Another item that came up in the discussions of a possible release is that one of our tests should be the processing of an entire DVD-length movie to catch any problems (like memory leaks) that only manifest over a long runtime. Obviously, that’s not especially appropriate for a normal FATE test spec.

And another type of test that I envisioned when I was originally brainstorming the system (for a year and a half) is a way to continuously fuzz-test FFmpeg. But, like the previous 2 items, it does not need to be performed on every code commit.

I realized that all of these tasks (and probably more– be creative) can be run on a less frequent basis — say, once per day — and on one machine (like the fastest machine on my farm). It can be set up as an adjunct project to FATE.

Now I need a good FFmpeg command line for converting a ripped DVD image to another format that will maximally stress the program, in a multithreaded manner, no less.

Sink Your Fangs

Check out snakebite. Some folks associated with the Python programming language put together a farm of computers that all Python committers have access to so that they can code and test. They put together an impressive network, though the PowerPC architecture is suspiciously unrepresented in any incarnation that I can find. They received some notable corporate sponsorship too, according to the announcement email on python-committers.

Wouldn’t it be neat to set up something like this for FFmpeg folks? Actually, I tend to think our first and foremost concern would be to get a community-accessible PowerPC machine for debugging various woes on that platform. My PowerPC-based Mac Mini is overcommitted as it is. I happen to be personally familiar with at least one large corporation that has an unbelievable pile of PowerPC-based Macs in its basement (along with loads of other computers), waiting to recycled one day. Regrettably, they have no policy for repurposing the computers for non-corporate functions.
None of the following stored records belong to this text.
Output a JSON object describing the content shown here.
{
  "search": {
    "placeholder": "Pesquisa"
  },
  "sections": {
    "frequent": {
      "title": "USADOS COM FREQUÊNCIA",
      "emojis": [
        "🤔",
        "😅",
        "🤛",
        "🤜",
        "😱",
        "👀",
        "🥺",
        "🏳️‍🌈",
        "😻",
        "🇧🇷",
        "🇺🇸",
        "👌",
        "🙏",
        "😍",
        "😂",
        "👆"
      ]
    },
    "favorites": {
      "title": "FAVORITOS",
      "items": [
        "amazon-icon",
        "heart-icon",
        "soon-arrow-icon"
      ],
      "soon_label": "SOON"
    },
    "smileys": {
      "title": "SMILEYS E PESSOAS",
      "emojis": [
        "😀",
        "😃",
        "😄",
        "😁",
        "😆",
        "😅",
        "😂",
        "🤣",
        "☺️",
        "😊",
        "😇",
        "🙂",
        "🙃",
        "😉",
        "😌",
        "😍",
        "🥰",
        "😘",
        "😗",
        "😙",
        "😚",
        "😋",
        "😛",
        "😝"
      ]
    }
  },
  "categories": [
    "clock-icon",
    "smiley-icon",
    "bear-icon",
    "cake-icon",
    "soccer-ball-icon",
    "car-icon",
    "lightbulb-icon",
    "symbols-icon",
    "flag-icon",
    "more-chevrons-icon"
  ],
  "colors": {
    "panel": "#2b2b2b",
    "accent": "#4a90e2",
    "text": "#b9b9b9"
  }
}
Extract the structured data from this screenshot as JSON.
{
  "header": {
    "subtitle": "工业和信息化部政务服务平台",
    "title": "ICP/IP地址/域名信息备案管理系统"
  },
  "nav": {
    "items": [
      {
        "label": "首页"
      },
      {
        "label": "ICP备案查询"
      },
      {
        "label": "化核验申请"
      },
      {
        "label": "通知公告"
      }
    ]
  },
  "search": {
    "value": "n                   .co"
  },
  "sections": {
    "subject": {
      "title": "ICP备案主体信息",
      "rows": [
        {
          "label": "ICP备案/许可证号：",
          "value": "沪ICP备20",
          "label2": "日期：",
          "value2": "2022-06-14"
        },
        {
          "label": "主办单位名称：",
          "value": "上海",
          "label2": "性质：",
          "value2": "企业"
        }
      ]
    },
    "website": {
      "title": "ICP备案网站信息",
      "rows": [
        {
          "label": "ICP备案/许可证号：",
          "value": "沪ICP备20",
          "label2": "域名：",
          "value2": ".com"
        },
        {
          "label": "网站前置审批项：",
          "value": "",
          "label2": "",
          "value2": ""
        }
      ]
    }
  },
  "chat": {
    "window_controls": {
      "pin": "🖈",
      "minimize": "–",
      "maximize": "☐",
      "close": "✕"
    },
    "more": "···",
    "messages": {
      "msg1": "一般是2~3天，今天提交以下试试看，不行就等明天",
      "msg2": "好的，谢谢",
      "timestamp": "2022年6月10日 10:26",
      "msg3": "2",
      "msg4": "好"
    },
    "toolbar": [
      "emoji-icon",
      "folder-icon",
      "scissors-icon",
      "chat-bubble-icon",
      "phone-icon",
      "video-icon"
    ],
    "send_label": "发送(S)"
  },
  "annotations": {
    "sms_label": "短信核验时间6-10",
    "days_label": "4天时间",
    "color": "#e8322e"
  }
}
And I don’t want to hear anything about how hard it would be to debug problems in a multimedia program on a remote computer halfway around the world while only interacting via terminal. I did a significant amount of debugging and performance profiling of FFmpeg’s VP3 decoder once upon a time under those very circumstances. My trick, when I had to view the results of a decode operation, were to write the video frames to individual JPEG files. Then, I would run webfs to serve those JPEGs via HTTP to the localhost IP address and tunnel it back to my own machine via SSH to view in a local web browser.